Il reale, il contesto di forte spaesamente in cui siamo chiamati a vivere, trova senso solo in presenza di chi dà e costruisce significato, in presenza dell’esistente, dell’umano, che proprio in quanto esistente pone l’esser-ci, cioè la possibilità del riconoscimento di sè in una situazione di grave difficoltà quale quella che stiamo vivendo.
Edith Stein ci ricorda che l’incontrare l’altro si concretizza per ognuno di noi in più dimensioni:
L’essere visibile, fisico dell’altro( il volto, lo sguardo, i gesti, il suo muoversi), il suo essere suono (la voce con il suo timbro, il suo intercalare), il suo essere corpo (lo sfioro, lo tocco, lo accarezzo) ma anche il suo essere non-fisico (la gioia, il dolore, il rimpianto, la finzione).
L’empatia, oggi più che mai, è il fondamento di tutti gli atti con cui entriamo in relazione con l’altra persona, è l’atto fondativo della relazione educativa. L’insegnamento empatico si delinea come la possibilità di comunicazione autentica per instaurare un processo trasformativo di crescita e di sviluppo.
L’empatia è il motore, per dirla con Vigotsky, di quell’insegnamento che precorre lo sviluppo, diventa cioè la possibilità di suscitare spazi inesplorati e possibili di competenze future.

E’ la domanda che mi fece un’alunna di appena quindici anni: “Preside ma perché dovrei studiare, perdere ore della mia giornata sui libri se poi, come sento sempre dire dai miei genitori, il futuro sarà disoccupazione e difficoltà?” E’ stato terribile… quanto danno possiamo fare noi adulti!
Oggi potremmo trasformare l’ultima parte della domanda in:
Perché dovrei studiare, fare scuola, dedicare tempo, energie al fare scuola? Perché farlo quando intorno a me tutto grida dolore, incertezza, confusione?

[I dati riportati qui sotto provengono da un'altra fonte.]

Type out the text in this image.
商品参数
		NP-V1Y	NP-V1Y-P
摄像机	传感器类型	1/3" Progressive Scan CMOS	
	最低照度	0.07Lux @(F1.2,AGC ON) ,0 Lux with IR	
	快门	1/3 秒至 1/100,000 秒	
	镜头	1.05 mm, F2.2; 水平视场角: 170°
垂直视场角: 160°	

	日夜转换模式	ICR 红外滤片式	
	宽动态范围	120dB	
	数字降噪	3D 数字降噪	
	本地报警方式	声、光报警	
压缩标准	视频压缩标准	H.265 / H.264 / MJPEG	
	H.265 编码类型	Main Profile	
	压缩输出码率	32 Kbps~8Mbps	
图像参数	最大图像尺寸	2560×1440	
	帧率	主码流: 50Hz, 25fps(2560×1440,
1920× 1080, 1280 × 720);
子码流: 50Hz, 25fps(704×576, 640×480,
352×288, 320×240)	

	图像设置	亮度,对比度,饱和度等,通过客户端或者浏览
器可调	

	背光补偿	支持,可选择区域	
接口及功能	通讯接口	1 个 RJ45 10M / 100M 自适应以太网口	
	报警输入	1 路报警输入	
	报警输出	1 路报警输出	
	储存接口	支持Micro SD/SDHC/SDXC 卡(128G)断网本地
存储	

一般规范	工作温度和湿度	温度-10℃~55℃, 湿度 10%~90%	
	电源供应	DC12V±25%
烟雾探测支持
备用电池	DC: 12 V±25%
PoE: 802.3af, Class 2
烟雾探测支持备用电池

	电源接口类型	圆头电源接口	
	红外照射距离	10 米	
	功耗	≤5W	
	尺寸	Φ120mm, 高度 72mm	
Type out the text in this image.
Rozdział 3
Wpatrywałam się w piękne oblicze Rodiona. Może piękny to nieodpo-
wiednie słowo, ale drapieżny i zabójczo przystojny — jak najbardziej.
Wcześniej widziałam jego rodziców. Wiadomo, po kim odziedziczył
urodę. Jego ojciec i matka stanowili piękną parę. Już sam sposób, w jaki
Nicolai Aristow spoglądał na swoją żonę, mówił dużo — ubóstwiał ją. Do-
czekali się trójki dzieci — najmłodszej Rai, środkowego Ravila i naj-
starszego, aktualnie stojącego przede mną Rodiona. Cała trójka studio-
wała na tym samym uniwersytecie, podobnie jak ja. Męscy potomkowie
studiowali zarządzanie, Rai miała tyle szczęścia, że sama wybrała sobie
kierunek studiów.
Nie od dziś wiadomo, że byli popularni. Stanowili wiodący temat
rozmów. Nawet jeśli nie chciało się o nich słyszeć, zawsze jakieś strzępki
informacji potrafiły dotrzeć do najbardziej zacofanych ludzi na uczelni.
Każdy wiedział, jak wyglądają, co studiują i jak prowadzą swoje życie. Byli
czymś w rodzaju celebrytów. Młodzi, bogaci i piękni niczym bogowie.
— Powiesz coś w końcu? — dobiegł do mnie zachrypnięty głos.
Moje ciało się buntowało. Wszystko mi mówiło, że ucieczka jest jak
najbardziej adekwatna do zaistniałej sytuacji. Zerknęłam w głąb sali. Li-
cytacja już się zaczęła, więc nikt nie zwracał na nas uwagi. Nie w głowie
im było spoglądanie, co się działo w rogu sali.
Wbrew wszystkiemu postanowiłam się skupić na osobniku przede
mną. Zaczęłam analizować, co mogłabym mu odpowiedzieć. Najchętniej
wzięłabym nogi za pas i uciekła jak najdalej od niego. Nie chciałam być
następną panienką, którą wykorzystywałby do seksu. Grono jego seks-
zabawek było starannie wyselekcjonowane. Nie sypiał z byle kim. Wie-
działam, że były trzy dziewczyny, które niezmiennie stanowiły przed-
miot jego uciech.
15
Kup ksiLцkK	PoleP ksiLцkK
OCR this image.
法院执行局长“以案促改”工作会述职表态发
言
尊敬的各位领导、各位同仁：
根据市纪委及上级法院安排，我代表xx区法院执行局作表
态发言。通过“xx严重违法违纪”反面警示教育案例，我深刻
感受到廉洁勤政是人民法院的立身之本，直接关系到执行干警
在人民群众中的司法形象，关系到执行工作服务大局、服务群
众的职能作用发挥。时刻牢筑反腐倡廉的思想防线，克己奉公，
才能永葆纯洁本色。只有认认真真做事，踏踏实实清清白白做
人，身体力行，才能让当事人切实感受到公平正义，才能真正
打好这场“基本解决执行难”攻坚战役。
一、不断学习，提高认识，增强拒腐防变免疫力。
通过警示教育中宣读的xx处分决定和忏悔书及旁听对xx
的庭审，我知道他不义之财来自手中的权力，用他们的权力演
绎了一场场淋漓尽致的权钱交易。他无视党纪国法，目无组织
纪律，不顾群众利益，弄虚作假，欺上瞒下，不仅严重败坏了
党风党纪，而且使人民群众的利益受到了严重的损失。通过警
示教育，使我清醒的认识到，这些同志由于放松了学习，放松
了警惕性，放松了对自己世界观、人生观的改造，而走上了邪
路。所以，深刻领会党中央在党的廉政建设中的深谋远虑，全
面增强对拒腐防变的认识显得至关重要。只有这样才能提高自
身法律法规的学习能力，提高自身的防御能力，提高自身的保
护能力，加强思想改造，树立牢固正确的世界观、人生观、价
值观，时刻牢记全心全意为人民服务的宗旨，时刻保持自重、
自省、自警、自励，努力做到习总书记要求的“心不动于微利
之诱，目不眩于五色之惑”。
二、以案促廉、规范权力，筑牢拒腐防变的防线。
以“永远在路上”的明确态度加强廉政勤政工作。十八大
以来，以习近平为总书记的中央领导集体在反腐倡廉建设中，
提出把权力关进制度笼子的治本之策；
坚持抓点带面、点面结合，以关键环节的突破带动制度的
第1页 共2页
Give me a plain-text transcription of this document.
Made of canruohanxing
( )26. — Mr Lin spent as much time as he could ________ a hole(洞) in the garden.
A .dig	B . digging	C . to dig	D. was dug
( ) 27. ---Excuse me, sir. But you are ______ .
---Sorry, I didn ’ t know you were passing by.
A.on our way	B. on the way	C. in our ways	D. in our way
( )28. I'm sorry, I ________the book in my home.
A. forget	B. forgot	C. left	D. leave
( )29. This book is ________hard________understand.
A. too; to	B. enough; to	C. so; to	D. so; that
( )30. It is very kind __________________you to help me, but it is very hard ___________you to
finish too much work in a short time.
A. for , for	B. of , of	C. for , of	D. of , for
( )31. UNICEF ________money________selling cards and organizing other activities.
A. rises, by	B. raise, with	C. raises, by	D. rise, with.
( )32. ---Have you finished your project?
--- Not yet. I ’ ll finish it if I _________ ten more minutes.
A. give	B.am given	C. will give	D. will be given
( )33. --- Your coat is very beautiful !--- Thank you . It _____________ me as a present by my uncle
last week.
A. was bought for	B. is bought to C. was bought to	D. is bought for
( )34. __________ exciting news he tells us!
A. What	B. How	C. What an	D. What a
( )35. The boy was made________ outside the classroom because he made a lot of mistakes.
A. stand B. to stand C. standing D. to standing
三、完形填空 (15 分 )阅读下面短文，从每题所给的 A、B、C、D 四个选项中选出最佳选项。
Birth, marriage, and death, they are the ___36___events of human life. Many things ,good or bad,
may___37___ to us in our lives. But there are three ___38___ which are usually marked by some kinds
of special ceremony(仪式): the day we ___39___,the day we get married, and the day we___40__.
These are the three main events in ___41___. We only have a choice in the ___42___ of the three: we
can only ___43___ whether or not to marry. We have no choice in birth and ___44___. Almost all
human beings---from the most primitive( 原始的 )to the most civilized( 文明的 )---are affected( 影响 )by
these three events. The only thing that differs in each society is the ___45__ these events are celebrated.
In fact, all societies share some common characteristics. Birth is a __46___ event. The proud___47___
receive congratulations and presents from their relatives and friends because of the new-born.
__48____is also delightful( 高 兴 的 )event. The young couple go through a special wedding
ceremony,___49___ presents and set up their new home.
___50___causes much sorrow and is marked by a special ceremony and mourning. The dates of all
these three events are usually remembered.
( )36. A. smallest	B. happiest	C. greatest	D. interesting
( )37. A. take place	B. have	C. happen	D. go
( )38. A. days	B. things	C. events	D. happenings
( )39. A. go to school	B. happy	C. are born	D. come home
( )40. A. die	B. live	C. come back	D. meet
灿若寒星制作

La mia esperienza, non solo di insegnante prima e di preside poi, mi dice che i giovani desiderano il futuro, lo vogliono. Non serve loro la nostra esperienza, non sono bisognosi delle nostre “ passioni tristi” (U. Galimberti), vogliono essere lanciati verso la passione, il desiderio, la motivazione, l’utopia di un sogno, desiderano oltrepassare le colonne d’Ercole della nostra, qualche volta, dimensione decadente della vita.
Non possiamo consegnare loro la tristezza delle passioni di noi adulti.
Nessuno ha il diritto di non farli entrare in campo o farli entrare già sconfitti perché “tanto ti aspetta un mondo fatto di impossibilità a….”, ripeto nessuno può distruggere l’attesa di vita dei nostri ragazzi. La sfida è aperta. Il campo di gioco è pronto. La partita sarà dura durissima….ma occorre giocarla e vincerla.